Beam tracing for stellarators

Abstract

Nuclear fusion presents a promising path to achieving clean, virtually limitless energy by replicating the processes that power the Sun. However, realising controlled fusion on Earth remains a significant challenge, particularly due to extreme temperatures and pressures of the plasma. One of the most promising approaches involves confining the plasma through the use of strong magnetic fields -- the main principle behind magnetic confinement fusion (MCF) -- and is the method adopted in two of the most popular designs: the tokamak and the stellarator. However, a key obstacle in MCF is plasma turbulence, which causes energy and particle outfluxes that degrade plasma confinement and is termed turbulent transport. As such, the study of turbulence is a high-priority goal in MCF, for which a collection of plasma diagnostic techniques have been employed. One such diagnostic is the Doppler backscattering (DBS) diagnostic, wherein a microwave is launched into the plasma and scattered by the plasma density fluctuations, with the signal from the backscattered waves being measured by an antenna.
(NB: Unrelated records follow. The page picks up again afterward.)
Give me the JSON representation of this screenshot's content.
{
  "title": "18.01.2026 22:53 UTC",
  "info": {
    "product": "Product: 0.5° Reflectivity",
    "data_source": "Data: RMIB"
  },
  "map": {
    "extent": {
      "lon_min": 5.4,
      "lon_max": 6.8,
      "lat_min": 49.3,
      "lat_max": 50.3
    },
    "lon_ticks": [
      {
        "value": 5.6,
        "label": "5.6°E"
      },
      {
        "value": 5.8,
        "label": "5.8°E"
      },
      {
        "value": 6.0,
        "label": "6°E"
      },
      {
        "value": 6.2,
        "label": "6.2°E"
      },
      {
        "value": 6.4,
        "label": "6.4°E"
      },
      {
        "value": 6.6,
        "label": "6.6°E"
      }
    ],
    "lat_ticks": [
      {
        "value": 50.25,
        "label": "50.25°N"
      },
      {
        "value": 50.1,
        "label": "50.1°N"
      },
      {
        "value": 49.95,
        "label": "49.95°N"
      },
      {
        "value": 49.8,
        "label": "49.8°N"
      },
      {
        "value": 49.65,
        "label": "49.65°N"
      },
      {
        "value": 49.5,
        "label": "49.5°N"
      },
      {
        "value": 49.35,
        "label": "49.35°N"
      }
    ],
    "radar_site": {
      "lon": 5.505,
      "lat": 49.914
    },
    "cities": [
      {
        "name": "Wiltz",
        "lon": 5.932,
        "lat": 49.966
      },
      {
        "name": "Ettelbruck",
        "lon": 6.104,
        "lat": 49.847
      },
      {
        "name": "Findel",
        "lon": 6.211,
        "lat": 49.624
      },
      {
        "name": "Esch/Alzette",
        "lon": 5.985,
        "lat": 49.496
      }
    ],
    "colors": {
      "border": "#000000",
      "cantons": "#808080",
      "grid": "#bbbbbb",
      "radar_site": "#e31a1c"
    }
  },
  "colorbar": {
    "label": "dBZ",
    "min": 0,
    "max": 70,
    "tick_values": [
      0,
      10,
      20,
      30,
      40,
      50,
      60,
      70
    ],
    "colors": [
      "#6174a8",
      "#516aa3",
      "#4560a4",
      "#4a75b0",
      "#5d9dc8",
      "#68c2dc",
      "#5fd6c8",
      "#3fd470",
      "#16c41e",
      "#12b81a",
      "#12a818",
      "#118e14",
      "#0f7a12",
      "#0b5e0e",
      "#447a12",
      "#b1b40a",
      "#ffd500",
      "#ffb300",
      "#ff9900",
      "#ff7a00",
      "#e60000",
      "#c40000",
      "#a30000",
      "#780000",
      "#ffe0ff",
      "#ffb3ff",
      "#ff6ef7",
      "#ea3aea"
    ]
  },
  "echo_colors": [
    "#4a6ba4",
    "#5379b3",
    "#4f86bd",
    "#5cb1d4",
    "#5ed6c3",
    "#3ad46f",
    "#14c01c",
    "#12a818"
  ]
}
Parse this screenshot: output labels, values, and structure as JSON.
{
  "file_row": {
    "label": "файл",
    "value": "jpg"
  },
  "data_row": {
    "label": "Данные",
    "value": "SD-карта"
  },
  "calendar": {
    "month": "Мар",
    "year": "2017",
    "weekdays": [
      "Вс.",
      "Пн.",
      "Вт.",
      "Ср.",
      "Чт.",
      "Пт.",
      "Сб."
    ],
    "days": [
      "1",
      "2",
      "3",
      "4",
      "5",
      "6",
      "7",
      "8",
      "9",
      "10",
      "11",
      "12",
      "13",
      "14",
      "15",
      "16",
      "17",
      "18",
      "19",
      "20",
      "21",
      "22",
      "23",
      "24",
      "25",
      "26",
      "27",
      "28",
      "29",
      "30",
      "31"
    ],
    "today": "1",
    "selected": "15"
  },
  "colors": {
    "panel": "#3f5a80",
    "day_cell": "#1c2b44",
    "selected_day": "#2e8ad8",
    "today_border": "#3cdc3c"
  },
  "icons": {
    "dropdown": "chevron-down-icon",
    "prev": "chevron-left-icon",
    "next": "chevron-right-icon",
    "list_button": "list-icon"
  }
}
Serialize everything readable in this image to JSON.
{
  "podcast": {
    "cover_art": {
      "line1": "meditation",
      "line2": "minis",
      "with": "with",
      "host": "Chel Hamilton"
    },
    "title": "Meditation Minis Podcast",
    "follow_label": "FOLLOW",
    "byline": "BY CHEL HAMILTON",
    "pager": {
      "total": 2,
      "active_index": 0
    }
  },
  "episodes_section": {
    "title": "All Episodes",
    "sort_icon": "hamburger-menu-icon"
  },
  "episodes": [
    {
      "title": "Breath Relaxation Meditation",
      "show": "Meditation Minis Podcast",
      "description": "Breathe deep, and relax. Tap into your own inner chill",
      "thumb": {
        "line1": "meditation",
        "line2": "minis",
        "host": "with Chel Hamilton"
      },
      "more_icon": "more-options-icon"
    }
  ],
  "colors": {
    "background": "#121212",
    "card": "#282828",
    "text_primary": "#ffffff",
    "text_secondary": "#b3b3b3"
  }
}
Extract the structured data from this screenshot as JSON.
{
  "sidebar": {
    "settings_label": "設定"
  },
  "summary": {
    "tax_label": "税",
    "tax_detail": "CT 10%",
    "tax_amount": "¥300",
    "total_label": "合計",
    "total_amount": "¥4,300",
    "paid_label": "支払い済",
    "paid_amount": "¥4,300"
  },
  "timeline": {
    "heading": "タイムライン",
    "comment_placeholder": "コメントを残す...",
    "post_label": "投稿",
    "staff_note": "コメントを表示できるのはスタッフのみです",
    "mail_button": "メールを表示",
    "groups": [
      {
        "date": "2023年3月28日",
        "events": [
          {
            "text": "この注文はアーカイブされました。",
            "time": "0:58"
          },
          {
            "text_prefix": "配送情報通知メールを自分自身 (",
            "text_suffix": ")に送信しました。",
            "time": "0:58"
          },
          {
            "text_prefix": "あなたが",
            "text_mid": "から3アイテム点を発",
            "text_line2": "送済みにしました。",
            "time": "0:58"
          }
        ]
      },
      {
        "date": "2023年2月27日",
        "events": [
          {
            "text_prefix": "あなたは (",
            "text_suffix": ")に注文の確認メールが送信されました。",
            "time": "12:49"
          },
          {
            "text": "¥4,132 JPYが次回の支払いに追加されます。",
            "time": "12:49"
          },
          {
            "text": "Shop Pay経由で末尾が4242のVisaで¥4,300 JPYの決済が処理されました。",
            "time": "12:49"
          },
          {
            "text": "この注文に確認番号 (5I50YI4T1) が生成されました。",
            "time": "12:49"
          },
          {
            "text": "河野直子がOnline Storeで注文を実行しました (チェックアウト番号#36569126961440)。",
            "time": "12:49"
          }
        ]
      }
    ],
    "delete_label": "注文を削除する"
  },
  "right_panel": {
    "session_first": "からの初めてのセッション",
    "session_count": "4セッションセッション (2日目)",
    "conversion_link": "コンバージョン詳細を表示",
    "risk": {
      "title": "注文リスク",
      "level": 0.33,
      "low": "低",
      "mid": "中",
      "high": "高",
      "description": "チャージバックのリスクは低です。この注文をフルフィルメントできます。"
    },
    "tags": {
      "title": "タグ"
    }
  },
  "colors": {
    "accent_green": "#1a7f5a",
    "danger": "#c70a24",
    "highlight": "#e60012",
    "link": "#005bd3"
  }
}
By using the beam model for DBS, an existing Python library called Scotty provides insights into how the signal is weighted along its trajectory, but only within axisymmetric tokamak-type configurations.

In this thesis, we develop a new computational Python mini-library, colloquially called Cartesian Scotty, to extend the simulation capabilities of the existing Scotty library to perform Doppler backscattering (DBS) analysis using the beam model for DBS in more complex and non-axisymmetric magnetic geometries. The code is extensively validated in three scenarios: in vacuum, the 2-D linear layer, and tokamak data obtained from DIII-D shot 189998. The results are benchmarked against analytical solutions (for the first two scenarios) and the Scotty code (for the tokamak). We find that the numerical results generated by Cartesian Scotty are in good agreement with known solutions for all three scenarios. Lastly, preliminary DBS simulations are conducted in a synthetic stellarator-type plasma generated using DESC using parameters based on the W7-X stellarator, where for all simulations we use two simple scaling laws for the turbulence spectra. For this, we find that the relation between the expected backscattered power vis-a-vis the turbulence spectrum does not globally follow the aforementioned turbulence scaling laws, which leads to the conclusion that this is a result of the signal localisation rather than the particular turbulence spectrum. This has a few implications, for which one example is that extra care must be taken when trying to solve the inverse problem -- wherein one tries to obtain a specific turbulence spectrum scaling law given an experimentally-measured backscattered power spectrum. Finally, using these results, we also give a brief exposition on the rationale behind optimising the mismatch angle and its importance in real-life DBS systems.